I have a program that downloads some lecture videos to view offline. I use below code to download and calculate percentage. Around 32-33% the calculated percentage is always going negative but in a weird way (33 -> -33 -> -32 -> -31 -> -30 etc...) till it hits 33 again. Download is finished then. I even calculated manually.

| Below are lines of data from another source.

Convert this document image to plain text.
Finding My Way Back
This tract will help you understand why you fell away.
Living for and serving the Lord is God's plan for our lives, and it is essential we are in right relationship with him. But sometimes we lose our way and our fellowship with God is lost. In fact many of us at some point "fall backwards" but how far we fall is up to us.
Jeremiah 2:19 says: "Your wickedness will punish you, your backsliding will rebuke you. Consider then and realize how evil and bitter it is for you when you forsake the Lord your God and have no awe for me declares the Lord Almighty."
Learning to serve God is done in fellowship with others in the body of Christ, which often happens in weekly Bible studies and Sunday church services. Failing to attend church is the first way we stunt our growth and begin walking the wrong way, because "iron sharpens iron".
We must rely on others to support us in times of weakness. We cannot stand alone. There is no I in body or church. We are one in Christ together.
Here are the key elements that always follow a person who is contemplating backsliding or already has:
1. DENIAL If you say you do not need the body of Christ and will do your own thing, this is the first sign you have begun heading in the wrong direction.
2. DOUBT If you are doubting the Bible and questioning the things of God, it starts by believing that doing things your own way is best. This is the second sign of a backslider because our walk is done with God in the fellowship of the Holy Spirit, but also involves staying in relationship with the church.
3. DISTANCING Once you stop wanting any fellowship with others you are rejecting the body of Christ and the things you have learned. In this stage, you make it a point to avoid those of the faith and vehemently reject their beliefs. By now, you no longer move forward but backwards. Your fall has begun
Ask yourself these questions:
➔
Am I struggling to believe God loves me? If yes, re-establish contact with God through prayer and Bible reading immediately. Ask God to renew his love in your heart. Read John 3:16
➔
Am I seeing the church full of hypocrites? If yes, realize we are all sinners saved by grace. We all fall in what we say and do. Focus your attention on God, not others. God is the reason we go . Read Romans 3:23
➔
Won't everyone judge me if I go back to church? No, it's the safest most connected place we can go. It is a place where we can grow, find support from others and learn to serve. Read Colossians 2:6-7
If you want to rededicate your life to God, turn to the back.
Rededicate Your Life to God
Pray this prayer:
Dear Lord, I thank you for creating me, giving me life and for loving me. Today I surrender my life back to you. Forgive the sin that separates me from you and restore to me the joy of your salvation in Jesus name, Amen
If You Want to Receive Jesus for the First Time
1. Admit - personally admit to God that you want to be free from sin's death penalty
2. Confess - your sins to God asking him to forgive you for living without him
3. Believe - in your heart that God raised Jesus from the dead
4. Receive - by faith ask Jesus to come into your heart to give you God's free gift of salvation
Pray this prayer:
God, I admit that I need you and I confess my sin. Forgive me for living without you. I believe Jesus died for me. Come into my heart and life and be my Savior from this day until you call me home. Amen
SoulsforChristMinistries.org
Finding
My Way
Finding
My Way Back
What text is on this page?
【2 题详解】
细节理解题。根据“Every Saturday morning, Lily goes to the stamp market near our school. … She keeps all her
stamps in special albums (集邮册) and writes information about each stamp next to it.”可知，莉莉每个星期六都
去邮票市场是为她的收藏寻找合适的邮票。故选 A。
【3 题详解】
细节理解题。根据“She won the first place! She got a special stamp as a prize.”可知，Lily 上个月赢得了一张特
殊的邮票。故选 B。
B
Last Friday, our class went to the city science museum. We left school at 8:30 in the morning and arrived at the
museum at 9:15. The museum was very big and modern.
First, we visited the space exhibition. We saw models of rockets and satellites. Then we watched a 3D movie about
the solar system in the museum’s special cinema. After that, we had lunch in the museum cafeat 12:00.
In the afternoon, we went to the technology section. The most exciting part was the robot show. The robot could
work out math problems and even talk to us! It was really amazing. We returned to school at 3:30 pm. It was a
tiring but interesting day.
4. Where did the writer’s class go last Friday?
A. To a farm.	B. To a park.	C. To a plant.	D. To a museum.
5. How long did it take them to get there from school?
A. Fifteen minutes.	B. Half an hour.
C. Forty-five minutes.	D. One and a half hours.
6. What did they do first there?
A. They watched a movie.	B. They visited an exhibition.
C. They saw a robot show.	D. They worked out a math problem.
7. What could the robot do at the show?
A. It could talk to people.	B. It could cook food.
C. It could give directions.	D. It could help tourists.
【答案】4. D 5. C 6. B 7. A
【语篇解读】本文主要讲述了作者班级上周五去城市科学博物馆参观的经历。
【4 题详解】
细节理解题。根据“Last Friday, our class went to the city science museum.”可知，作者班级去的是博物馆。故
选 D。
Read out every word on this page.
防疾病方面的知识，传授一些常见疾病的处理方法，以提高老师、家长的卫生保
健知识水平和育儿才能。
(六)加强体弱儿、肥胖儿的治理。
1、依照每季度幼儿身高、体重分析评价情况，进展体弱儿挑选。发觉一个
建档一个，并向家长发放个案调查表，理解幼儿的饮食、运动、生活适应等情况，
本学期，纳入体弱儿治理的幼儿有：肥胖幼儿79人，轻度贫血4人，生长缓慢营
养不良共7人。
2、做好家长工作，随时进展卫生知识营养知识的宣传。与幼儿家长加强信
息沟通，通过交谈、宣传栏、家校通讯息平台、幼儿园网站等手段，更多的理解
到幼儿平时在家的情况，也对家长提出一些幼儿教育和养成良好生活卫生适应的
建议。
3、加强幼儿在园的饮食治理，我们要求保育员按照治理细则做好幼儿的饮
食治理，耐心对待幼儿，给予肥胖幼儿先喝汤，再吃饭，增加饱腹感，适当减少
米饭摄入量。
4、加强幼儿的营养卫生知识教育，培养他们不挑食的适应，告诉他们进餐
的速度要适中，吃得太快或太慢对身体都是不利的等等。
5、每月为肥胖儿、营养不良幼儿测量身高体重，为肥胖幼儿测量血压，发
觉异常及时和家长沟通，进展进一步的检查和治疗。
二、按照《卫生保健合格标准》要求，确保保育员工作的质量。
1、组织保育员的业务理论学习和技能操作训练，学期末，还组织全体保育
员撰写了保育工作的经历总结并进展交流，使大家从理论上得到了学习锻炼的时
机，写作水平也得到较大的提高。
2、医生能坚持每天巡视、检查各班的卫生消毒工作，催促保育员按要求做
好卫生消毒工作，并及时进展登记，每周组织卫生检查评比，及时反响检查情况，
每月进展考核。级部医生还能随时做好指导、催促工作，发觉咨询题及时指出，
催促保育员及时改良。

Debug output is also below the code.

This happens consistently so i am doing something wrong surely but where?

private async Task CopyStream(
      Lecture lecture,
      Stream source,
      Stream destination,
      int sourceLength,
      CancellationToken token,
      int bufferSize = (16 * 1024))
    {
      var buffer = new byte[bufferSize];

      if (sourceLength <= 0) return;

      var totalBytesCopied = 0;
      var bytesRead = -1;

      while (bytesRead != 0)
      {
        bytesRead = await source.ReadAsync(buffer, 0, buffer.Length, token);

        if (bytesRead == 0) break;

        await destination.WriteAsync(buffer, 0, buffer.Length, token);

        totalBytesCopied  = bytesRead;

        var progress = (int)Math.Round((double)(100 * totalBytesCopied) / sourceLength);

        Debug.WriteLine(
          $"Lecture={lecture.Title}, "  
          $"sourceLength={sourceLength}, "  
          $"totalBytesCopied={totalBytesCopied}, "  
          $"bytesRead={bytesRead}, progress={progress}");

        RaiseLectureDownloadProgressChangedEvent(null,
            new LectureDownloadProgressChangedEventArgs(lecture, progress));
      }
    }
Lecture=Lecture1, sourceLength=65777753, totalBytesCopied=21404088, bytesRead=16384, progress=33
Lecture=Lecture1, sourceLength=65777753, totalBytesCopied=21420472, bytesRead=16384, progress=33
Lecture=Lecture1, sourceLength=65777753, totalBytesCopied=21436856, bytesRead=16384, progress=33
Lecture=Lecture1, sourceLength=65777753, totalBytesCopied=21453240, bytesRead=16384, progress=33
Lecture=Lecture1, sourceLength=65777753, totalBytesCopied=21469624, bytesRead=16384, progress=33
Lecture=Lecture1, sourceLength=65777753, totalBytesCopied=21486008, bytesRead=16384, progress=-33
Lecture=Lecture1, sourceLength=65777753, totalBytesCopied=21502392, bytesRead=16384, progress=-33
Lecture=Lecture1, sourceLength=65777753, totalBytesCopied=21518776, bytesRead=16384, progress=-33
Lecture=Lecture1, sourceLength=65777753, totalBytesCopied=21535160, bytesRead=16384, progress=-33
Lecture=Lecture1, sourceLength=65777753, totalBytesCopied=21551544, bytesRead=16384, progress=-33
Lecture=Lecture1, sourceLength=65777753, totalBytesCopied=21567928, bytesRead=16384, progress=-33
Lecture=Lecture1, sourceLength=65777753, totalBytesCopied=21584312, bytesRead=16384, progress=-32
Lecture=Lecture1, sourceLength=65777753, totalBytesCopied=21600696, bytesRead=16384, progress=-32

CodePudding user response:

Lasse V. Karlsen gave the correct explanation in the comment.

To fix it, change:

var progress = (int) Math.Round((double) (100 * totalBytesCopied) / sourceLength);

into:

var progress = (int) Math.Round(((double)100) * totalBytesCopied / sourceLength);

or simply:

var progress = (int) Math.Round(100.0 * totalBytesCopied / sourceLength);

As he says, this will force everything to be done as floating point. The integers will automatically (implicitly) be converted to double in that case. I removed a redundant parenthesis (but you can also just keep it).